Wednesday, October 16, 2013

American Horror Story: Coven

Today guest blogger, Mia Gianotti Bard, talks about how she's hooked by American Horror Story: Coven after just a few episodes. She gives us enough information to get us caught up and tidbits about the real Madame Delphine LaLaurie. After you finish her post here, you might want to visit her blog, Target Addict, where she talks about deals at the store, Target.

I'm not your typical demographic for "American Horror Story". As someone who watches horror movies with one eye closed, it's a genre I usually avoid.  But I was drawn to season three - dubbed "Coven" - for both the historical significance and the geographic location.

First off, it's set in New Orleans - one of my favorite cities - and many scenes are actually shot on location there (unlike past seasons which were all shot on set). Second, the premiere episode opened with always-awesome Kathy Bates playing Madame Delphine LaLaurie, an actual historical figure. I visited LaLaurie's former residence in New Orleans and took the midnight tour. I didn't sleep that night.  

The episode opens in the year 1834, and Madame LaLaurie is shown hosting a dinner party for some high-society types in her lovely NOLA home. Keep in mind that New Orleans at this time period was a large and prosperous city, with a majority of white French speakers in addition to a large faction of African Americans - some free citizens, some slaves. We quickly establish that the Madame is trying to introduce her daughters to some wealthy prospective male suitors; her two older daughters seem to receptive to the idea, while the youngest one is a wiseass over the situation.
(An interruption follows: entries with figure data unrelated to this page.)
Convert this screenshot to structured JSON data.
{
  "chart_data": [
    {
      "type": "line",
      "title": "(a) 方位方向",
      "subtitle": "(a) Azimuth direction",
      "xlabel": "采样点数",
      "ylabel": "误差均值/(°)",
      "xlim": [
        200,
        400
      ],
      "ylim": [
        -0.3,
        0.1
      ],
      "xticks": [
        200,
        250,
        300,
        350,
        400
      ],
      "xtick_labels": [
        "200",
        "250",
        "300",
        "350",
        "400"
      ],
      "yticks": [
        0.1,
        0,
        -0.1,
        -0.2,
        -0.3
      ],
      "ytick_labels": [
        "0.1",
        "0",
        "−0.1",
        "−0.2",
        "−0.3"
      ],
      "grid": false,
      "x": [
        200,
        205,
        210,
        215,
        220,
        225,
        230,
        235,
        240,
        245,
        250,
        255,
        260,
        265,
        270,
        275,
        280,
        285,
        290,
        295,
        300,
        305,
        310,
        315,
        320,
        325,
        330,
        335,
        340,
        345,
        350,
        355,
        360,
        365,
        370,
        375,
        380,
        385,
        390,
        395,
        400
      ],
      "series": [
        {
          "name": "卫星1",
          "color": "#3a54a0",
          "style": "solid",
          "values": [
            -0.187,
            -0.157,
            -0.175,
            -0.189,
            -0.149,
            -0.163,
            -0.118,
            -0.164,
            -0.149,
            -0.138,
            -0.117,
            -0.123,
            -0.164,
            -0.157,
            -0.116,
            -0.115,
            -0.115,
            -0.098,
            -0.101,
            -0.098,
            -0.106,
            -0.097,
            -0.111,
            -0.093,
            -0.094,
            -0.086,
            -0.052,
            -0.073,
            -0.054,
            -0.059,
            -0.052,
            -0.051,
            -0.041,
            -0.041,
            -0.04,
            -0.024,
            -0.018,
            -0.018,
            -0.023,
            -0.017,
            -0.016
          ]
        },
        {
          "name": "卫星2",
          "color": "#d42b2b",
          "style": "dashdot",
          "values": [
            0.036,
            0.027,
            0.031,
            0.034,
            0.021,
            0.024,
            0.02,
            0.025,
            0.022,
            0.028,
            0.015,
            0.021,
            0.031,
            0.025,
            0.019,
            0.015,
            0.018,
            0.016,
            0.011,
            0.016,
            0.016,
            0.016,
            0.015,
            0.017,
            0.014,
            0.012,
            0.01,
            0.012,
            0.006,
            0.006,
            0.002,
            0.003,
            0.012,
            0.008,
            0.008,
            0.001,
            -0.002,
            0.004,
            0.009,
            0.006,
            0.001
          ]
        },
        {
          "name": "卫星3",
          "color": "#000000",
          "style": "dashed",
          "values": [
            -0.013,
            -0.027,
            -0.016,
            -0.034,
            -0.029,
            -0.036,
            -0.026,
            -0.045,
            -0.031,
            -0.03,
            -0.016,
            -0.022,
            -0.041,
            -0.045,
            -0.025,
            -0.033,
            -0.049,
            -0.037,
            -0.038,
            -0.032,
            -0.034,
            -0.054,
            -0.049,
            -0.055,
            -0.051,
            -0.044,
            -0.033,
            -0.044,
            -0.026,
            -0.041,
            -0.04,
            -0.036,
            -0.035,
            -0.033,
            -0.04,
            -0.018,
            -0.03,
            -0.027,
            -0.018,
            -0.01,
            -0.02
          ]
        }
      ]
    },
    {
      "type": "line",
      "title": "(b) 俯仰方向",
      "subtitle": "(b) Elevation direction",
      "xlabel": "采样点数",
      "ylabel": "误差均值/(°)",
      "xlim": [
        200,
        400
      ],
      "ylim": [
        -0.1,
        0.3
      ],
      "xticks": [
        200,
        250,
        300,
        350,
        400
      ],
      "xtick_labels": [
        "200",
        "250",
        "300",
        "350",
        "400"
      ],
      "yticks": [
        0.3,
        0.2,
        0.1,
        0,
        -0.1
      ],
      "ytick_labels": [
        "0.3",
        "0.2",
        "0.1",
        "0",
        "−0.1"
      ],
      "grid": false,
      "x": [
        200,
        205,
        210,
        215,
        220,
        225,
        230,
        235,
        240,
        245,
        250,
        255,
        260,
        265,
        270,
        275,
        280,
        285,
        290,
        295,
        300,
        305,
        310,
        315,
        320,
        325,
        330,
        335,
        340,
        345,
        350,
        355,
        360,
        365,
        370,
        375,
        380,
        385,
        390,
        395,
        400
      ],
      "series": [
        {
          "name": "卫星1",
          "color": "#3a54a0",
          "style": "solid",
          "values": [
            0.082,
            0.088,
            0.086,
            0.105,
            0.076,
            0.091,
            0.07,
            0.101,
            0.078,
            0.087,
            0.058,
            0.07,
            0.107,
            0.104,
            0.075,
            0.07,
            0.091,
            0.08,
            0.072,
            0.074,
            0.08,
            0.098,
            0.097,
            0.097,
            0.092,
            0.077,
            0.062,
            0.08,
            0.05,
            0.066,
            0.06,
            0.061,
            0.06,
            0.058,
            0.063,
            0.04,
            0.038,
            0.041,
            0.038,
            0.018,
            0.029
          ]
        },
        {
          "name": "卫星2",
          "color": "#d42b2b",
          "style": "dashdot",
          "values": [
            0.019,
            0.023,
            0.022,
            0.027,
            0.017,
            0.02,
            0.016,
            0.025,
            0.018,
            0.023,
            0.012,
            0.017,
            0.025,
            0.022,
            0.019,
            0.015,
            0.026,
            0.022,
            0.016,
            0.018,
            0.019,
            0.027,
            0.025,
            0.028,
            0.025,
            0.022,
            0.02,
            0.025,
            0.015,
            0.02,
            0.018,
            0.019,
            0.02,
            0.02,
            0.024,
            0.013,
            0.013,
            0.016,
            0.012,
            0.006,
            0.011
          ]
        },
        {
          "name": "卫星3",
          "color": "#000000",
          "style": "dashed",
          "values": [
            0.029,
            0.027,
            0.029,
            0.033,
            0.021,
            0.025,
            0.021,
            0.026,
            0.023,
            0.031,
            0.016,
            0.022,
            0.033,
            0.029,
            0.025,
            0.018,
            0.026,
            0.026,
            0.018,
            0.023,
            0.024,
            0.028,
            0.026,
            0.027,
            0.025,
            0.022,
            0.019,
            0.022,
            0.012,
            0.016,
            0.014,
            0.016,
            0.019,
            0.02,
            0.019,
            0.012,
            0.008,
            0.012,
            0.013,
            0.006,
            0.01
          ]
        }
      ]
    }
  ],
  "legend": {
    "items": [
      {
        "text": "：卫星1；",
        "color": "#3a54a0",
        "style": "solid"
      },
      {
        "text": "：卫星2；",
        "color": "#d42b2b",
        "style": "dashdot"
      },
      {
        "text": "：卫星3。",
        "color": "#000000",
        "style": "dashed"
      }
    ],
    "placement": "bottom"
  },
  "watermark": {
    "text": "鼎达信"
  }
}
Flash forward to later that evening - after the dinner party is done - and Madame is shown in her boudoir brushing "restorative blood" on her face as some sort of gory facial ritual in the hope of "younger, firmer skin". This is the first sign Madame isn't of sane mind, and there are plenty more to come. Her husband bursts in to alert her that their youngest daughter (the wiseass) was caught in a "compromising position" with their house slave. The slave denies ever laying a hand on her, and sadly is merely a pawn in the bratty daughter's game to get under her mother's skin. Despite his protests that Miss Wiseass came on to him (and not the other way around) Mommy Dearest has her guards force the slave up to her attic of horrors, and that's where the story gets gruesome (and partially historically accurate).
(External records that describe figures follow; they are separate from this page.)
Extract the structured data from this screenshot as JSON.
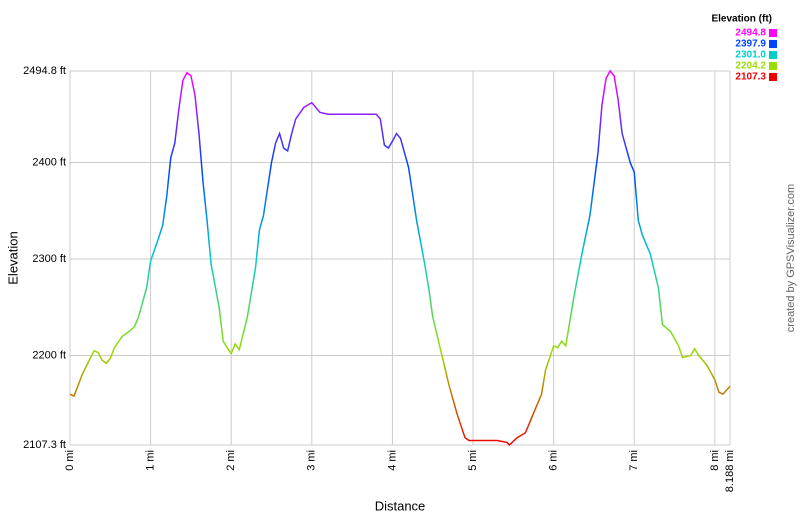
{
  "chart_data": {
    "type": "line",
    "x_label": "Distance",
    "y_label": "Elevation",
    "credit": "created by GPSVisualizer.com",
    "grid": true,
    "legend_position": "top-right",
    "color_scale": {
      "title": "Elevation (ft)",
      "stops": [
        {
          "value": 2494.8,
          "label": "2494.8",
          "color": "#ff00ff"
        },
        {
          "value": 2397.9,
          "label": "2397.9",
          "color": "#0044ff"
        },
        {
          "value": 2301.0,
          "label": "2301.0",
          "color": "#00cccc"
        },
        {
          "value": 2204.2,
          "label": "2204.2",
          "color": "#99dd00"
        },
        {
          "value": 2107.3,
          "label": "2107.3",
          "color": "#ee0000"
        }
      ]
    },
    "xlim": [
      0,
      8.188
    ],
    "ylim": [
      2107.3,
      2494.8
    ],
    "xticks": [
      {
        "value": 0,
        "label": "0 mi"
      },
      {
        "value": 1,
        "label": "1 mi"
      },
      {
        "value": 2,
        "label": "2 mi"
      },
      {
        "value": 3,
        "label": "3 mi"
      },
      {
        "value": 4,
        "label": "4 mi"
      },
      {
        "value": 5,
        "label": "5 mi"
      },
      {
        "value": 6,
        "label": "6 mi"
      },
      {
        "value": 7,
        "label": "7 mi"
      },
      {
        "value": 8,
        "label": "8 mi"
      },
      {
        "value": 8.188,
        "label": "8.188 mi"
      }
    ],
    "yticks": [
      {
        "value": 2107.3,
        "label": "2107.3 ft"
      },
      {
        "value": 2200,
        "label": "2200 ft"
      },
      {
        "value": 2300,
        "label": "2300 ft"
      },
      {
        "value": 2400,
        "label": "2400 ft"
      },
      {
        "value": 2494.8,
        "label": "2494.8 ft"
      }
    ],
    "x": [
      0,
      0.05,
      0.15,
      0.25,
      0.3,
      0.35,
      0.4,
      0.45,
      0.5,
      0.55,
      0.65,
      0.75,
      0.8,
      0.85,
      0.95,
      1.0,
      1.05,
      1.1,
      1.15,
      1.2,
      1.25,
      1.3,
      1.35,
      1.4,
      1.45,
      1.5,
      1.55,
      1.6,
      1.65,
      1.7,
      1.75,
      1.85,
      1.9,
      1.95,
      2.0,
      2.05,
      2.1,
      2.2,
      2.3,
      2.35,
      2.4,
      2.5,
      2.55,
      2.6,
      2.65,
      2.7,
      2.75,
      2.8,
      2.9,
      3.0,
      3.1,
      3.2,
      3.5,
      3.8,
      3.85,
      3.9,
      3.95,
      4.0,
      4.05,
      4.1,
      4.15,
      4.2,
      4.3,
      4.4,
      4.45,
      4.5,
      4.6,
      4.7,
      4.8,
      4.9,
      4.95,
      5.0,
      5.3,
      5.42,
      5.45,
      5.55,
      5.65,
      5.75,
      5.8,
      5.85,
      5.9,
      6.0,
      6.05,
      6.1,
      6.15,
      6.25,
      6.35,
      6.45,
      6.55,
      6.6,
      6.65,
      6.7,
      6.75,
      6.8,
      6.85,
      6.95,
      7.0,
      7.05,
      7.1,
      7.2,
      7.3,
      7.35,
      7.45,
      7.55,
      7.6,
      7.7,
      7.75,
      7.8,
      7.9,
      8.0,
      8.05,
      8.1,
      8.188
    ],
    "series": [
      {
        "values": [
          2160,
          2158,
          2180,
          2197,
          2205,
          2203,
          2195,
          2192,
          2197,
          2208,
          2220,
          2226,
          2230,
          2240,
          2270,
          2298,
          2310,
          2322,
          2335,
          2365,
          2405,
          2420,
          2455,
          2485,
          2493,
          2490,
          2470,
          2430,
          2380,
          2340,
          2295,
          2250,
          2215,
          2208,
          2202,
          2212,
          2206,
          2240,
          2290,
          2330,
          2345,
          2400,
          2420,
          2430,
          2415,
          2412,
          2430,
          2445,
          2457,
          2462,
          2452,
          2450,
          2450,
          2450,
          2445,
          2418,
          2415,
          2422,
          2430,
          2425,
          2410,
          2395,
          2340,
          2295,
          2270,
          2240,
          2205,
          2170,
          2140,
          2115,
          2112,
          2112,
          2112,
          2110,
          2107.3,
          2115,
          2120,
          2140,
          2150,
          2160,
          2185,
          2210,
          2208,
          2215,
          2210,
          2260,
          2305,
          2345,
          2410,
          2460,
          2487,
          2494.8,
          2490,
          2465,
          2430,
          2400,
          2390,
          2340,
          2325,
          2305,
          2270,
          2232,
          2225,
          2210,
          2198,
          2200,
          2207,
          2200,
          2190,
          2175,
          2162,
          2160,
          2168
        ]
      }
    ]
  }
}
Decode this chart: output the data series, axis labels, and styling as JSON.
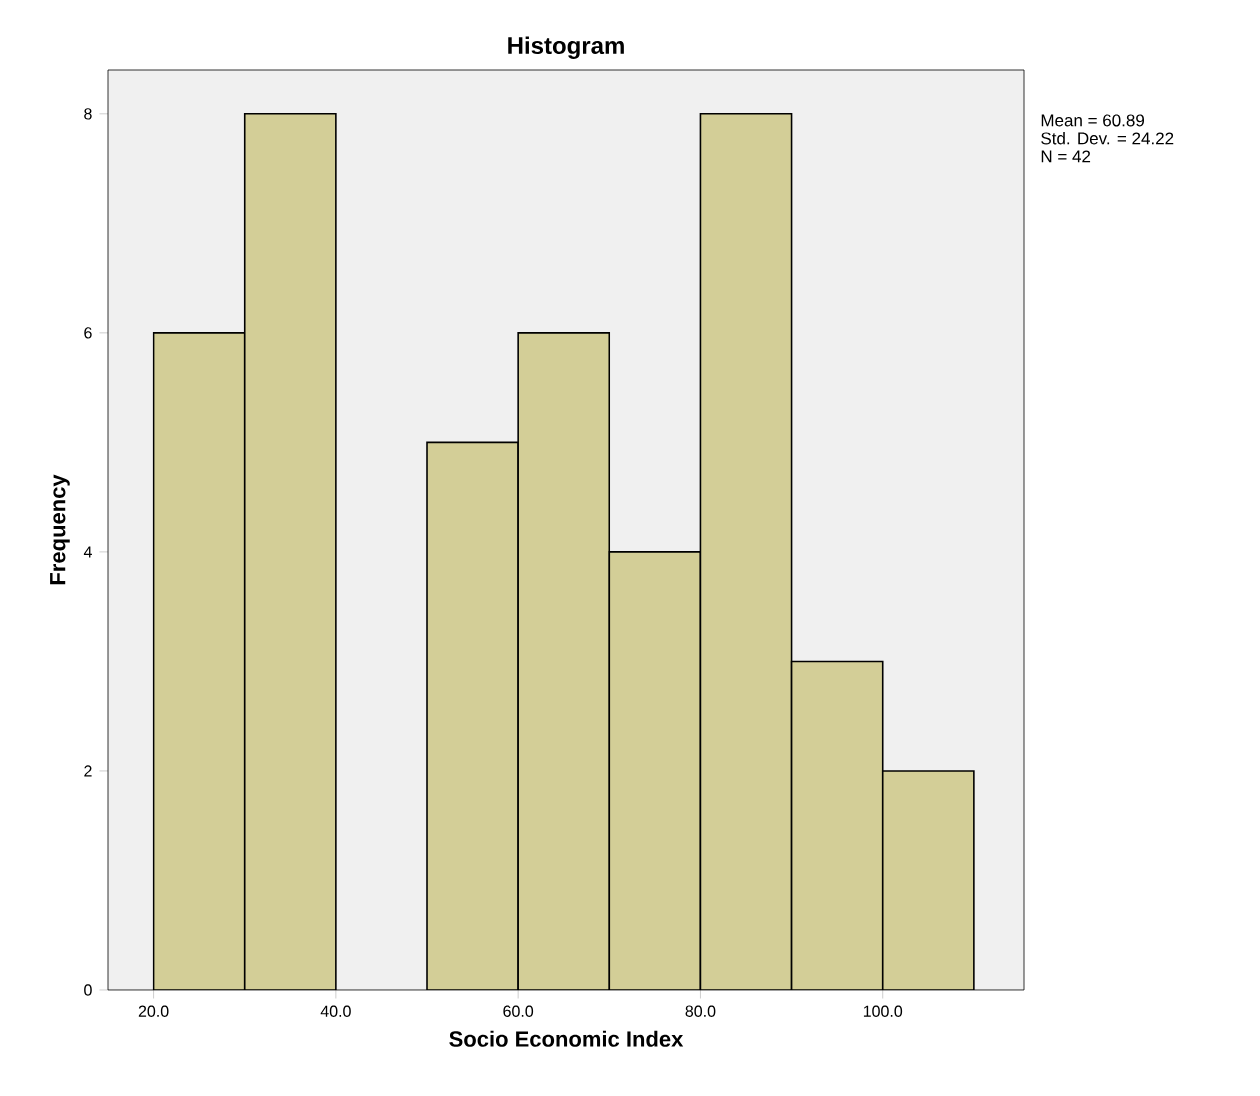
{
  "chart_data": {
    "type": "histogram",
    "title": "Histogram",
    "xlabel": "Socio Economic Index",
    "ylabel": "Frequency",
    "bins": [
      20,
      30,
      40,
      50,
      60,
      70,
      80,
      90,
      100,
      110
    ],
    "values": [
      6,
      8,
      0,
      5,
      6,
      4,
      8,
      3,
      2
    ],
    "color": "#d3ce97",
    "xlim": [
      15,
      115.5
    ],
    "xticks": [
      {
        "value": 20,
        "label": "20.0"
      },
      {
        "value": 40,
        "label": "40.0"
      },
      {
        "value": 60,
        "label": "60.0"
      },
      {
        "value": 80,
        "label": "80.0"
      },
      {
        "value": 100,
        "label": "100.0"
      }
    ],
    "ylim": [
      0,
      8.4
    ],
    "yticks": [
      0,
      2,
      4,
      6,
      8
    ],
    "grid": false,
    "annotations": [
      "Mean = 60.89",
      "Std. Dev. = 24.22",
      "N = 42"
    ]
  }
}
We immediately see several imprisoned slaves, with evidence of unspeakable torture covering their scarred and mutilated faces and limbs. But for the poor slave soul who had the misfortune of being conned by her youngest daughter, Madame had a special punishment in mind. Talking to him as he was tied up, she explained how much she loved the Greek myths as a little girl, as they were filled with "wonderful miraculous creatures." Then from out of the shadows, she beckons a little slave boy to bring her a severed, hollowed out bull's head - complete with horns - which she placed on the man's head like a Halloween mask, turning him into a mythical minotaur.
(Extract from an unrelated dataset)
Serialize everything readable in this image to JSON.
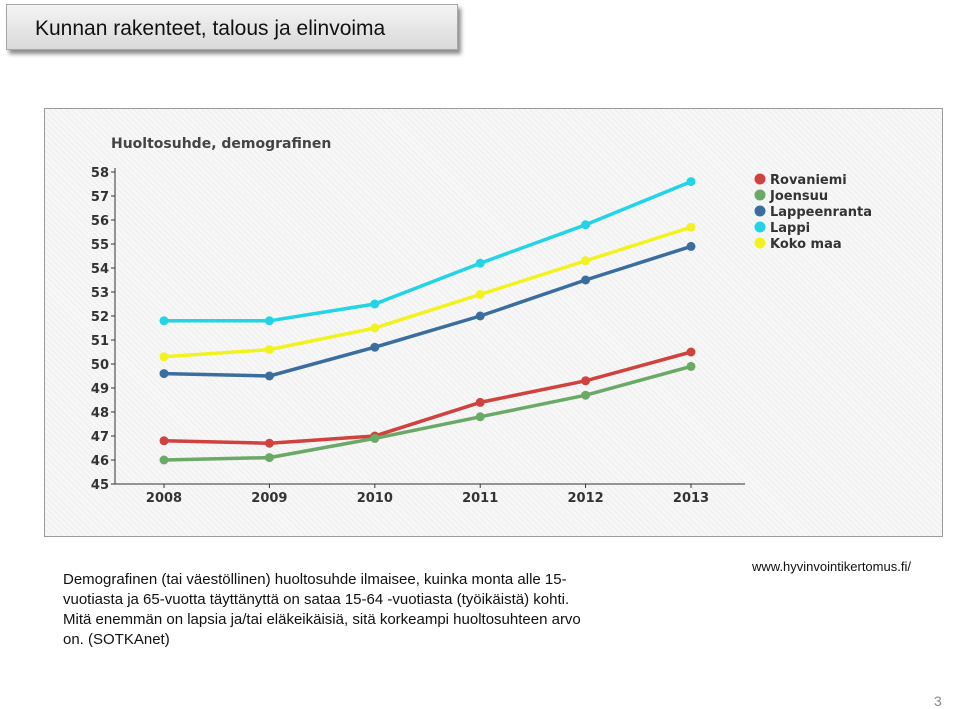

The show then turned to their present-day storyline, which I won't elaborate on here. Let's just say that with the name "Coven", you can assume witchcraft and spells are involved. But later the episode returns to the 1830's, and we see a non-slave voodoo priestess (played by Angela Bassett) visit the Madame to offer her a love potion to recapture her husband's heart (as he seems to have a wandering eye for younger women). Now why the Madame - who seems like a smart cookie - would fall for some random woman peddling a magic elixir is unclear. But unbeknown to Madame, this particular gal happens to be betrothed to Minotaur-man... so of course, the potion is actually a poison, and Madame chokes to her death. Or does she? Like the real Madame LaLaurie, her fate is unclear; Delphine LaLaurie was believed to have died in France in 1842, but that fact has never been 100% substantiated.

To follow the continued (albeit partially fictionalized) adventures of Madame Delphine LaLaurie, watch "American Horror Story: Coven" on Wednesday nights on FX.

Jessica Lange is also in Coven


  1. This sounds cool and I am going to have to check it out. Also, I love Tarjay!